Story highlights:
- The attorney for former Insurance Commissioner John Oxendine said the state missed the deadline to file new ethics complaints against the ex-politician over how he raised and spent money during his failed 2010 campaign for governor. The attorney added that Oxendine neither collected excess contributions nor illegally spent money raised for races he never ran, as state ethics commission staffers contend.
- Oxendine's lawyer, Douglas Chalmers, filed a motion asking the state ethics commission to dismiss a complaint filed against Oxendine over his handling of the 2010 race.
- The Atlanta Journal-Constitution earlier reported that Oxendine failed to return about $750,000 in contributions he received for the 201o Republican gubernatorial runoff and general election.
- Following the AJC report, Oxendine filed an amended disclosure report showing the campaign had $500,000 left in the bank five years after he lost the 2010 primary. The ethics commission complaint says Oxendine improperly spent more than $208,000 raised for the runoff and general election. Oxendine never got a chance to run in those elections because he finished fourth in the GOP primary.
- Ethics commission staffers said state law dictates that candidates who raises money for races they don't run must refund it to contributors or, if refunding it isn't possible, donate it to charity.
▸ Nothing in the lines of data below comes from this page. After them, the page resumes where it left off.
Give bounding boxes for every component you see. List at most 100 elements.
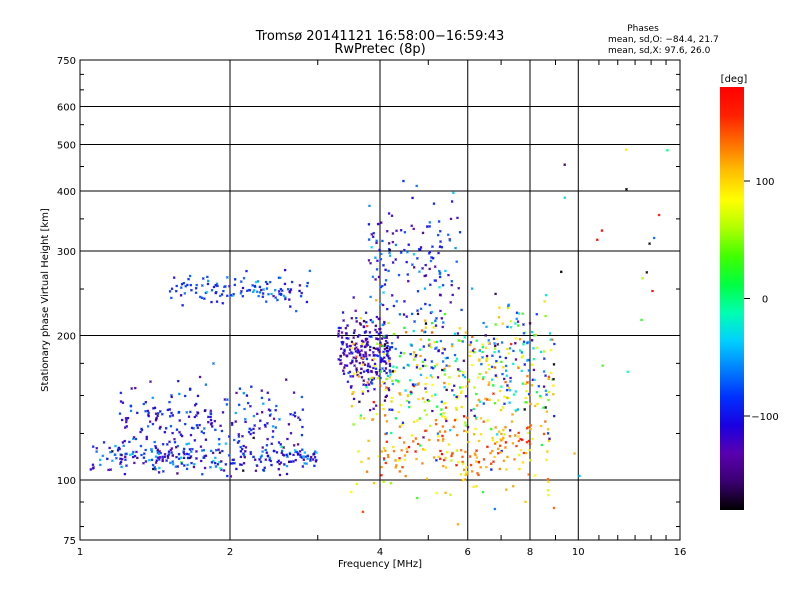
- data-point: [222, 469, 226, 472]
- data-point: [364, 352, 368, 356]
- data-point: [435, 491, 439, 495]
- data-point: [203, 409, 207, 413]
- data-point: [202, 456, 205, 460]
- data-point: [259, 288, 263, 292]
- data-point: [443, 430, 447, 433]
- data-point: [367, 457, 370, 460]
- data-point: [519, 437, 522, 441]
- data-point: [474, 416, 478, 420]
- data-point: [246, 401, 250, 405]
- data-point: [337, 332, 340, 336]
- data-point: [349, 361, 353, 365]
- data-point: [463, 478, 467, 481]
- data-point: [395, 299, 399, 303]
- data-point: [496, 342, 500, 346]
- data-point: [132, 461, 136, 465]
- data-point: [150, 448, 154, 451]
- data-point: [492, 460, 495, 464]
- data-point: [214, 448, 218, 452]
- data-point: [394, 243, 398, 247]
- data-point: [225, 275, 229, 279]
- data-point: [465, 430, 469, 434]
- data-point: [213, 419, 217, 423]
- data-point: [449, 300, 453, 304]
- data-point: [438, 229, 442, 233]
- data-point: [470, 363, 474, 367]
- data-point: [355, 346, 358, 350]
- data-point: [485, 354, 489, 358]
- data-point: [298, 450, 302, 453]
- data-point: [405, 260, 409, 264]
- phases-o-line: mean, sd,O: −84.4, 21.7: [608, 35, 719, 45]
- data-point: [440, 245, 444, 249]
- data-point: [514, 337, 518, 340]
- data-point: [440, 452, 444, 456]
- data-point: [532, 357, 536, 361]
- data-point: [287, 422, 291, 426]
- data-point: [210, 421, 214, 425]
- data-point: [367, 362, 370, 366]
- data-point: [478, 349, 482, 353]
- data-point: [455, 449, 459, 452]
- data-point: [288, 290, 292, 294]
- data-point: [383, 413, 387, 417]
- data-point: [221, 410, 225, 414]
- data-point: [486, 419, 489, 422]
- data-point: [195, 423, 199, 427]
- data-point: [214, 283, 218, 287]
- data-point: [494, 323, 498, 326]
- data-point: [131, 450, 135, 454]
- data-point: [171, 414, 175, 417]
- data-point: [444, 417, 448, 421]
- data-point: [209, 418, 213, 422]
- data-point: [102, 441, 106, 444]
- data-point: [365, 385, 369, 389]
- data-point: [170, 395, 174, 399]
- data-point: [225, 294, 229, 298]
- data-point: [409, 352, 413, 356]
- data-point: [462, 414, 466, 418]
- data-point: [353, 329, 357, 332]
- data-point: [352, 331, 356, 335]
- data-point: [433, 340, 436, 344]
- data-point: [359, 371, 363, 375]
- data-point: [194, 291, 198, 295]
- data-point: [371, 350, 375, 354]
- data-point: [525, 359, 529, 362]
- data-point: [359, 367, 363, 371]
- data-point: [382, 335, 386, 338]
- data-point: [418, 248, 422, 252]
- data-point: [287, 298, 291, 301]
- data-point: [498, 444, 502, 448]
- data-point: [499, 385, 503, 388]
- data-point: [279, 461, 283, 464]
- data-point: [651, 289, 654, 293]
- data-point: [546, 450, 549, 453]
- data-point: [382, 356, 386, 360]
- data-point: [190, 288, 193, 292]
- data-point: [238, 387, 242, 391]
- data-point: [368, 331, 372, 334]
- data-point: [437, 348, 441, 352]
- data-point: [506, 455, 509, 459]
- data-point: [387, 387, 390, 390]
- data-point: [179, 293, 183, 297]
- data-point: [518, 337, 522, 341]
- data-point: [478, 372, 482, 376]
- data-point: [359, 414, 363, 417]
- data-point: [450, 283, 454, 287]
- data-point: [355, 359, 358, 363]
- data-point: [458, 386, 462, 389]
- data-point: [435, 405, 439, 409]
- data-point: [401, 465, 404, 469]
- data-point: [397, 459, 401, 462]
- data-point: [396, 335, 400, 339]
- data-point: [479, 465, 483, 469]
- data-point: [371, 376, 374, 380]
- data-point: [251, 283, 254, 287]
- data-point: [493, 347, 497, 350]
- data-point: [378, 341, 382, 345]
- data-point: [378, 248, 381, 252]
- data-point: [399, 403, 403, 407]
- data-point: [339, 354, 343, 358]
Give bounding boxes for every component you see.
Chalmers said that is a misreading of state law, and that it only applies to candidates who raise money for a race but never qualify to run it.
The attorney for former Insurance Commissioner John Oxendine said the state missed the deadline to file new ethics complaints against the ex-politician over how he raised and spent money during his failed 2010 campaign for governor.
And Oxendine’s attorney, Douglas Chalmers, said the former commissioner neither collected excess contributions nor illegally spent money raised for races he never ran, as state ethics commission staffers contend.
Chalmers laid out his arguments in his motion asking the state ethics commission to dismiss a complaint filed against Oxendine over his handling of the 2010 race.
Commission staffers declined to comment.
Commission officials filed an amended complaint against Oxendine in September after The Atlanta Journal-Constitution reported that he failed to return about $750,000 in contributions he received for the 201o Republican gubernatorial runoff and general election.
Oxendine never got a chance to run in those elections because he finished fourth in the GOP primary.
After questions were raised by the AJC, Oxendine filed an amended disclosure report showing the campaign had $500,000 left in the bank five years after he lost the 2010 primary. The ethics commission complaint says Oxendine improperly spent more than $208,000 raised for the runoff and general election.
The amended complaint also said Oxendine accepted contributions above the legal limits — $6,100 per election for most of that period — from about 20 donors. Most of the donations were made for the primary election, during which Oxendine greatly outraised his opponents. While Oxendine led in most polls until shortly before the 2010 primary, he eventually faded and the election was won by Nathan Deal.
The new allegations were tacked onto an existing complaint against the former commissioner and two insurance companies that accused Oxendine of accepting $120,000 in illegal contributions from the insurers.
The case against the insurers, filed in 2009, was dismissed in 2014, largely because previous commission staffers had made so little progress on it. But more recent staffers have continued to work on the case against Oxendine that alleges he received the excess money, something Chalmers said isn’t against state law.
Ethics commission staffers said state law dictates that candidates who raises money for races they don’t run must refund it to contributors or, if refunding it isn’t possible, donate it to charity. Chalmers said that is a misreading of state law, and that it only applies to candidates who raise money for a race but never qualify to run it.
He said Oxendine’s campaign may have filed disclosure reports with “technical defects” that showed it accepted more than the legal limit for the primary campaign. In fact, some of the money was intended to be used for the runoff or general elections, Chalmers said.
But whether the money raised was too much, or Oxendine’s use of the money was illegal or not, Chalmers says the statute of limitations prevents the state from coming back more than five years after the election to file new complaints.
The lawyer was critical of the ethics commission staff, which he said got bank records for Oxendine, his campaign, his wife and his stepdaughter because it filed an overly broad subpoena for records.
He said the commission has “unfairly and improperly attempted to try this case in the media” and denied Oxendine his due process rights by delaying his original case more than six years.
Oxendine said after the new complaint was filed that the commission’s investigation into his 2010 campaign was a waste of taxpayer money.
“A bunch of government staffers brought wild and unsubstantiated claims against my campaign, ” he said in a statement. “After wasting hundreds of thousands of taxpayer dollars, they have refused to produce one shred of evidence or even allow the case to appear before a judge. If they never take the case to a judge, they never have the embarrassment of losing.
“In order to cover up and deflect from their previous acts of incompetence and wasteful government spending, they are now attempting to add new frivolous allegations in a case that has remained open for an unprecedented seven years without any evidence of wrongdoing whatsoever being presented on their part.”